Grief is difficult to process and discuss. Although children grieve differently than adults, they do experience loss, isolation, and despair after a death. Children’s Grief Awareness Day (November 17, 2022) occurs on the Thursday before Thanksgiving every year to focus attention on supporting the needs of bereaved children.


The Mental Health Technology Transfer Center (MHTTC) Network launched its Grief Sensitivity Virtual Learning Institute in September 2020. This series provides frontline workers with tools and strategies for addressing the needs of individuals (adults and school-aged young people) experiencing grief and loss during COVID-19 and beyond.
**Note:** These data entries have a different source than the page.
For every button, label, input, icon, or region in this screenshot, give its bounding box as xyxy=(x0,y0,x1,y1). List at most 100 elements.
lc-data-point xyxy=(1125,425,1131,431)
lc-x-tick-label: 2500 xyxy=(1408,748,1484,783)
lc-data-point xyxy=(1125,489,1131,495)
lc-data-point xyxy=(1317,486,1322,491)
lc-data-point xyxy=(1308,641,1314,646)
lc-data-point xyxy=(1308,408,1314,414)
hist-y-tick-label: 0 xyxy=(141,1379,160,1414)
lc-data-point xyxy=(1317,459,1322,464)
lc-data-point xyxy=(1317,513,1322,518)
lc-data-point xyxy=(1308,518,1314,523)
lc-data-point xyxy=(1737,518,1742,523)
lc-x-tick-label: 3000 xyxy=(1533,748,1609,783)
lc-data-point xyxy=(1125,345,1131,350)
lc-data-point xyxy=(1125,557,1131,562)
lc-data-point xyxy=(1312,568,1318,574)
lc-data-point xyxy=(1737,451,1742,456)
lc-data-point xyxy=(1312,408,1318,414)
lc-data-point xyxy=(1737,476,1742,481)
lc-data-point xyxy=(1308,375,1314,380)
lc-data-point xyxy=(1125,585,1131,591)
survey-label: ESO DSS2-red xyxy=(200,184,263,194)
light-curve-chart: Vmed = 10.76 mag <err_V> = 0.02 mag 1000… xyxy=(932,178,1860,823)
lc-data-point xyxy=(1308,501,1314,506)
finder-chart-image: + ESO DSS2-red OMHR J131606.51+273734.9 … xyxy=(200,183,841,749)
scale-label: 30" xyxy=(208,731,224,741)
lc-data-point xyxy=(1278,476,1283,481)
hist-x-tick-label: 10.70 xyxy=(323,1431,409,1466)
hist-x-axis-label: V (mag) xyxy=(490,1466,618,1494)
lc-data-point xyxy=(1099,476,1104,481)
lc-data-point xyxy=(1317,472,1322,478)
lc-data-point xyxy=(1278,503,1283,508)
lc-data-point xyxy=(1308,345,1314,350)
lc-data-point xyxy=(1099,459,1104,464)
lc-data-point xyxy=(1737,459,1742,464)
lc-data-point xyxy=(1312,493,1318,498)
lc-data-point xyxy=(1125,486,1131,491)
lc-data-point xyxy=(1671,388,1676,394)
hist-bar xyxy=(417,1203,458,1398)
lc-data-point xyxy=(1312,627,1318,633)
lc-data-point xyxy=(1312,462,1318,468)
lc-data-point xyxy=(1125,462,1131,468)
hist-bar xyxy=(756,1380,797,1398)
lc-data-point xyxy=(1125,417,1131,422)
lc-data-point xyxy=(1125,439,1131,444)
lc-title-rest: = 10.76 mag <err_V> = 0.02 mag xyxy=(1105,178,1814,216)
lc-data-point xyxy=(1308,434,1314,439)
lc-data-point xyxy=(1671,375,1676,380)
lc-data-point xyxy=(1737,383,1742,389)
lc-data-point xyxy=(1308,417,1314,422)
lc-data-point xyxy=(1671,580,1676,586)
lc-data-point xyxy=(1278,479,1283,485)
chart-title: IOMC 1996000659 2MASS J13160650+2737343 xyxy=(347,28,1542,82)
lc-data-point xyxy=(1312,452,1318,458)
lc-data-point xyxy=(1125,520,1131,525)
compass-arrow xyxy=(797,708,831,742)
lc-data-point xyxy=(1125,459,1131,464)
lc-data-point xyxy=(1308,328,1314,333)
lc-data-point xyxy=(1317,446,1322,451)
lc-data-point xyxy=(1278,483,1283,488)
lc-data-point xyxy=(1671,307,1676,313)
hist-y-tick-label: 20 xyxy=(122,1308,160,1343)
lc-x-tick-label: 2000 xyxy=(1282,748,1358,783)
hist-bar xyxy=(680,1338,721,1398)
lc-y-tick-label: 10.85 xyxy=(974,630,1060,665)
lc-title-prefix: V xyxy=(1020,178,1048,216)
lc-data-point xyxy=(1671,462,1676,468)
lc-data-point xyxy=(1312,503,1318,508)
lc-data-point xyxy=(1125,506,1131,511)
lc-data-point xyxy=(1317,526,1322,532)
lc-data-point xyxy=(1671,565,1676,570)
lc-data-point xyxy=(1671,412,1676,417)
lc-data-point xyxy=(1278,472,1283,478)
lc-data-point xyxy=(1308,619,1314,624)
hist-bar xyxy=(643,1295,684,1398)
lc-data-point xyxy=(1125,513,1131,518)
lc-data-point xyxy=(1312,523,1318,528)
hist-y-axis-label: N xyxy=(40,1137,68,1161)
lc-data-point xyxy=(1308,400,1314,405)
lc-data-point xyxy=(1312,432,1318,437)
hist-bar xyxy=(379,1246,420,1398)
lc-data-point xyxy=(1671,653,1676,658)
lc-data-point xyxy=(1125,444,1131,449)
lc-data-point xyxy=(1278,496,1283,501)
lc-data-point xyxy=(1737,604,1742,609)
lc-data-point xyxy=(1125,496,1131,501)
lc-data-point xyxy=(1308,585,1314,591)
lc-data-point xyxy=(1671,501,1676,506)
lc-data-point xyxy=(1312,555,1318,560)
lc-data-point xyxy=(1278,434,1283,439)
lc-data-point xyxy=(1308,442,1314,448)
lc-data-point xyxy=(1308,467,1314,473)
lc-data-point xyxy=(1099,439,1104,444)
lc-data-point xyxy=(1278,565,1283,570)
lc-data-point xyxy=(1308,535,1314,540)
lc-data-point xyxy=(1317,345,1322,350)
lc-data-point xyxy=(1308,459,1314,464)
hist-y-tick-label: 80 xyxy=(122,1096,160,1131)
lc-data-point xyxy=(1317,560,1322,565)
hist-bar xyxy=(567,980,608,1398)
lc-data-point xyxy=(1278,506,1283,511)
To date, over 1 million Americans have died from COVID-19. Children who have lost their parents, caregivers or other loved ones are at increased risk of depression; especially given additional adversities related to the pandemic including the economic crisis, racial injustice, social isolation, and educational disruption.


The Central East MHTTC, in partnership with the Black Psychiatrists of America, hosted the webinar “Treating Grief and Loss in Black Children and Youth” in October 2021. This presentation examined the differences between low mood, clinical depression, and bereavement among children; and discussed measures for coping with grief to prevent episodes of childhood clinical depression. Honor Children’s Grief Awareness Day by utilizing learning opportunities and showing bereaved children that they are not alone.